证明没啥问题了。es监听9200端口: http://127.0.0.1:9200/

接下来键入命令：

1	curl 'http://127.0.0.1:9200/?pretty'

你会看到如下输出：

{
  "name" : "7YPd2Iu",
  "cluster_name" : "elasticsearch",
  "cluster_uuid" : "1BDZA7JKRV2jfrjtvQCpGw",
  "version" : {
    "number" : "5.5.0",
    "build_hash" : "260387d",
    "build_date" : "2017-06-30T23:16:05.735Z",
    "build_snapshot" : false,
    "lucene_version" : "6.6.0"
  },
  "tagline" : "You Know, for Search"
}

几个重要的概念

索引(index)

索引(index)就是一个有相似特征的文档的集合，es把数据存储到一个或多个索引中。通常index是一个比较大的分类，比如按照不同的客户，或者不同的产品，或者不同的时间戳。

通常构造index的时候需要考虑好分类的粒度，因为如果后面想要批量删除的话基本单位是索引。如果构造的index分类粒度太大，那么批量删除的时候将会变得很麻烦。

如果是采用ES来搭建实时日志搜索平台，那么通常建议index按照时间戳来进行命名，因为这样的话可以设置超过几天的日志全部删除，清理磁盘空间。

文档(document)

文档(document)是es中存储数据的实体，它是可以被索引的基本单元。每一个文档都以json格式表示，每一个索引可以任意多个文档。

简单来说就是文档其实就是真实的每一条的存储的数据，比如每条以json格式表示的日志。每一个文档物理上存在一个索引中，但文档必须有一个文档类型(type)。

类型(type)

类型(type)是索引之下的逻辑分区，相对index更细的分类粒度。比如如果index以日期命名，那么type可以以具体的客户命名。然后每一个客户下面，又有很多的文档实体。

id

每一个文档实体，ES会自动为其创建一个唯一的id，比如“AV8tQS119lFHJS7Mv7v8”。

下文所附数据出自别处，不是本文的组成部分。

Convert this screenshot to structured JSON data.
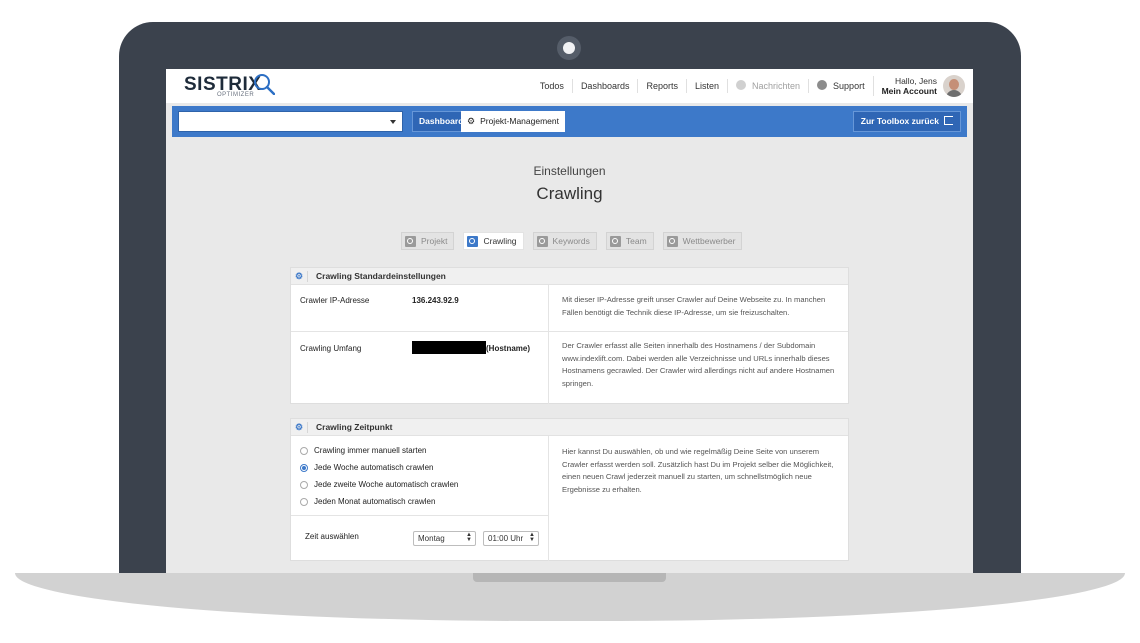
{
  "logo": {
    "name": "SISTRIX",
    "sub": "OPTIMIZER"
  },
  "topnav": {
    "items": [
      "Todos",
      "Dashboards",
      "Reports",
      "Listen"
    ],
    "messages": "Nachrichten",
    "support": "Support",
    "user_hello": "Hallo, Jens",
    "user_account": "Mein Account"
  },
  "bluebar": {
    "project_select": "",
    "dashboard": "Dashboard",
    "project_management": "Projekt-Management",
    "back": "Zur Toolbox zurück"
  },
  "page": {
    "subtitle": "Einstellungen",
    "title": "Crawling"
  },
  "tabs": [
    "Projekt",
    "Crawling",
    "Keywords",
    "Team",
    "Wettbewerber"
  ],
  "active_tab": "Crawling",
  "defaults_panel": {
    "title": "Crawling Standardeinstellungen",
    "ip_label": "Crawler IP-Adresse",
    "ip_value": "136.243.92.9",
    "ip_desc": "Mit dieser IP-Adresse greift unser Crawler auf Deine Webseite zu. In manchen Fällen benötigt die Technik diese IP-Adresse, um sie freizuschalten.",
    "scope_label": "Crawling Umfang",
    "scope_value": "(Hostname)",
    "scope_desc": "Der Crawler erfasst alle Seiten innerhalb des Hostnamens / der Subdomain www.indexlift.com. Dabei werden alle Verzeichnisse und URLs innerhalb dieses Hostnamens gecrawled. Der Crawler wird allerdings nicht auf andere Hostnamen springen."
  },
  "schedule_panel": {
    "title": "Crawling Zeitpunkt",
    "options": [
      "Crawling immer manuell starten",
      "Jede Woche automatisch crawlen",
      "Jede zweite Woche automatisch crawlen",
      "Jeden Monat automatisch crawlen"
    ],
    "selected_option": "Jede Woche automatisch crawlen",
    "time_label": "Zeit auswählen",
    "day_value": "Montag",
    "time_value": "01:00 Uhr",
    "desc": "Hier kannst Du auswählen, ob und wie regelmäßig Deine Seite von unserem Crawler erfasst werden soll. Zusätzlich hast Du im Projekt selber die Möglichkeit, einen neuen Crawl jederzeit manuell zu starten, um schnellstmöglich neue Ergebnisse zu erhalten."
  },
  "colors": {
    "brand_blue": "#3d79c9",
    "laptop_frame": "#3b424d"
  },
  "icons": [
    "search-icon",
    "bell-icon",
    "question-icon",
    "gear-icon",
    "exit-icon",
    "caret-down-icon"
  ]
}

这里不太重要不需要关注，但有一点需要注意，日志的字段不能有id这个字段，否则会跟自动创建的id冲突，导致可能插入数据失败。

python操作ES实战

理解了上面的几个概念，然后就可以开始真正使用ES了。其实可以简单的把ES类比为一个数据库，可以执行插入，查询，更新，删除等操作。

预热

ES支持很多语言，其中就有python。安装ES的python库：

1	pip install elasticsearch

亮剑

前面使用了类似下面的命令，那么使用python怎么操作呢？

1	curl 'http://127.0.0.1:9200/'

很简单，使用requests库：

# make sure ES is up and running
import requests
res = requests.get('http://127.0.0.1:9200')
print(res.content)

先来执行一个插入操作尝尝鲜。执行任何操作前，需要首先创建ES的实例：

1
2
3

#connect to our cluster
import elasticsearch
es = elasticsearch.Elasticsearch([{'host': '127.0.0.1', 'port': 9200}])

完成后，执行插入操作，比如：

1	es.index(index='test', doc_type='people',id=1, body=source)

其中source是一个python dict对象。

完成插入操作后，如何判断有没有插入成功呢？

1	r = es.get(index='test',doc_type= 'people',id = 2)

如果插入成功的话使用get操作是可以看到你插入的数据的。完整代码见下文。

威力更大的武器

上面简单执行了插入操作，但可以看到的是插入是一条一条的插入，效率低下，我们可以使用批量的方式进行插入：

#connect to our cluster
import elasticsearch
from elasticsearch import helpers
es = elasticsearch.Elasticsearch([{'host': '127.0.0.1', 'port': 9200}])

#action为文档的list
helpers.bulk(es,action)

批量的方式能更加高效的执行插入操作。完整代码以及输出见后文。

冲锋

要说ES里插入，删除，更新，查询这几个操作，最核心的操作在于查询，或者说搜索，这也正如ES介绍的那样“Elasticsearch是一个分布式的 RESTful 风格的搜索和数据分析引擎”。搜索操作体现了ES的高性能。

先来看一个简单的搜索：

qbody = {
      "query":{
        "match_all":{}
        }
      }
  try:
    res = es.search(index = 'test2',body = json.dumps(qbody))
    RES = json.dumps(res,indent = 2)
    print RES
  except elasticsearch.exceptions.NotFoundError:
    print "not found %s" % query

其中很重要的部分就是查询条件Qbody，或者说过滤条件。而且这里涉及到的过滤条件相对来说比较复杂。“match_all”表示该index下的所有document。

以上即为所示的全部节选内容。